Grièvement blessé, Serge Lama passe près d’un an à l’hôpital. Il subit une dizaine d’opérations, endure de longues périodes de douleur et d’incertitude. Son avenir artistique est alors suspendu à un fil. Dans les pages de La Tribune dimanche, il se remémore cette période charnière avec émotion. Il raconte comment cet accident a profondément transformé l’homme qu’il était. "Il y a eu le Serge timide, mal dans sa peau, puis le Serge habité par une rage d’être le premier. J’étais devenu arrogant, presque insupportable, mais j’avais besoin de le clamer pour y croire", confie-t-il, comme pour mettre des mots sur cette reconstruction intérieure forcée par le drame.
Le chanteur n’oublie pas non plus celui qui a, sans le savoir, sauvé sa carrière. Marcel Amont, ami fidèle, intervient auprès des médecins alors que Serge Lama est plongé dans le coma. "J’aurais pu ne jamais rechanter si mon ami Marcel Amont n’avait pas crié aux médecins : 'Attention, c’est un chanteur !'", raconte-t-il. Grâce à cette intervention, les médecins renoncent à une trachéotomie qui aurait pu mettre fin à sa voix. Un détail médical, un cri d’alerte, et toute une carrière sauvée.
Près de soixante ans plus tard, les séquelles de cet accident sont toujours là. Le temps n’a pas effacé les blessures, il les a parfois même accentuées. Serge Lama le reconnaît sans détour : "Mon corps est cassé de partout, je ne peux plus rester debout". Ces mots, prononcés sans plainte, traduisent une réalité quotidienne difficile, faite de douleurs et de limitations. Mais ils sont aussitôt tempérés par une autre vérité, bien plus lumineuse. "Mon cœur bat depuis plus de vingt ans pour Luana, une femme merveilleuse de trente-cinq ans ma cadette", ajoute-t-il avec tendresse.

C’est dans cette relation que Serge Lama puise aujourd’hui une grande partie de sa force. À ses côtés, il se sent soutenu, aimé, compris. Lui qui a tant lutté, tant perdu, semble avoir trouvé un équilibre tardif mais précieux. L’artiste revient aussi sur les nombreux combats qui ont jalonné sa vie. "Ma vie n’a été qu’une suite de combats : la perte de mon grand amour, l’hostilité du métier, des claques, des bides…", confie-t-il. Il se souvient d’un milieu artistique parfois cruel, où il s’est souvent senti à part. On critiquait son physique, sa manière de s’habiller, son origine sociale. "J’étais un ancien pauvre, et ça dérangeait", dit-il simplement.

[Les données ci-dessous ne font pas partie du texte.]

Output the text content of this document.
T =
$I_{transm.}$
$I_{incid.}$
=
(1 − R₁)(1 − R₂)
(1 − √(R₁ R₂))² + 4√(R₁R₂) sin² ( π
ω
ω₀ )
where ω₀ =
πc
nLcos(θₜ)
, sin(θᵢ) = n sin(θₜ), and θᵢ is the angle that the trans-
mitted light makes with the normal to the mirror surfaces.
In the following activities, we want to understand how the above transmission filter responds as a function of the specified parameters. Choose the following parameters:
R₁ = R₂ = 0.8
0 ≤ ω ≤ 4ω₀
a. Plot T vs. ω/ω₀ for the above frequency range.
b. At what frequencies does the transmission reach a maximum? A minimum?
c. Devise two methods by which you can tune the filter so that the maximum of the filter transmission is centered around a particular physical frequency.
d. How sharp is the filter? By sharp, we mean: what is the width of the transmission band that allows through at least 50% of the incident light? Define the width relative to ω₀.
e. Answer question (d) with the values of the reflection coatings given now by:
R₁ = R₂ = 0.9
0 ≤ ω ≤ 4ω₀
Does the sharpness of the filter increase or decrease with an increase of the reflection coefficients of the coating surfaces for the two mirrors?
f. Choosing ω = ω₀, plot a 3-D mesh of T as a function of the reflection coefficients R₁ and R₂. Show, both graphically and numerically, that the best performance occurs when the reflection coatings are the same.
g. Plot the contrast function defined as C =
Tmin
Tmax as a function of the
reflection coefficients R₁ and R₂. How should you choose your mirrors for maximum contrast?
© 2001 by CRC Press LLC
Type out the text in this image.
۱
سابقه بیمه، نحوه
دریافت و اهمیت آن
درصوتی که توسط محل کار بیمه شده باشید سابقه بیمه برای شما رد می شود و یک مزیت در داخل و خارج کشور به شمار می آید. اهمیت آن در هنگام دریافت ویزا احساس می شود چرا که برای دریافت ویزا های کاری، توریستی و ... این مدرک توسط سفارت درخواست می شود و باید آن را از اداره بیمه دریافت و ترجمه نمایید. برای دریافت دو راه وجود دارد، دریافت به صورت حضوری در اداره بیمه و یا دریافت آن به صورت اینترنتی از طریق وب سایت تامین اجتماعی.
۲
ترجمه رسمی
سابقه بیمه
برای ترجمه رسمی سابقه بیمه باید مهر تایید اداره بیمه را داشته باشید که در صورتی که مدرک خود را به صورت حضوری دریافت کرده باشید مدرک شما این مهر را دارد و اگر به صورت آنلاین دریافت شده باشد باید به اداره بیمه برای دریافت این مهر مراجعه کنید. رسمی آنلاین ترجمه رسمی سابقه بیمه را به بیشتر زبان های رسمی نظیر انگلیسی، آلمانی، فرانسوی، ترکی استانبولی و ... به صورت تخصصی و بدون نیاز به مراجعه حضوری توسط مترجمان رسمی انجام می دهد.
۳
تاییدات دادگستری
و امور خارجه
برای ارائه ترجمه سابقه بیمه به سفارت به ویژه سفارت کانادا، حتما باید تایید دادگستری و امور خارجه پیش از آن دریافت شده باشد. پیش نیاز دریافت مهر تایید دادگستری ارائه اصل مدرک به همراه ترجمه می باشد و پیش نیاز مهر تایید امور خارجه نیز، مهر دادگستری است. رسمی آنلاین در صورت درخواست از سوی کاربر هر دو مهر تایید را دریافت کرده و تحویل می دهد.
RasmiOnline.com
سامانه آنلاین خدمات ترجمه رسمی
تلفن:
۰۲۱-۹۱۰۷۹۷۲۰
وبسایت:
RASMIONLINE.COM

Malgré tout, Serge Lama n’exprime ni amertume ni regret. Au contraire, il se dit chanceux. Chanceux d’être encore là, d’avoir traversé les épreuves, d’avoir continué à chanter malgré les doutes et les blessures. À 82 ans, il regarde son présent avec un étonnement presque enfantin. "J’ai de la chance car on ne m’a pas oublié. À 82 ans, j’ai enfin tout ce dont je rêvais à 40 ans", conclut-il.
Ces mots résonnent comme un bilan apaisé, celui d’un homme qui a longtemps couru après la reconnaissance et qui, aujourd’hui, savoure ce qu’il a : l’amour, le respect du public et la conscience d’avoir laissé une trace. Même affaibli physiquement, Serge Lama demeure debout intérieurement, porté par une vie dense, douloureuse parfois, mais profondément humaine.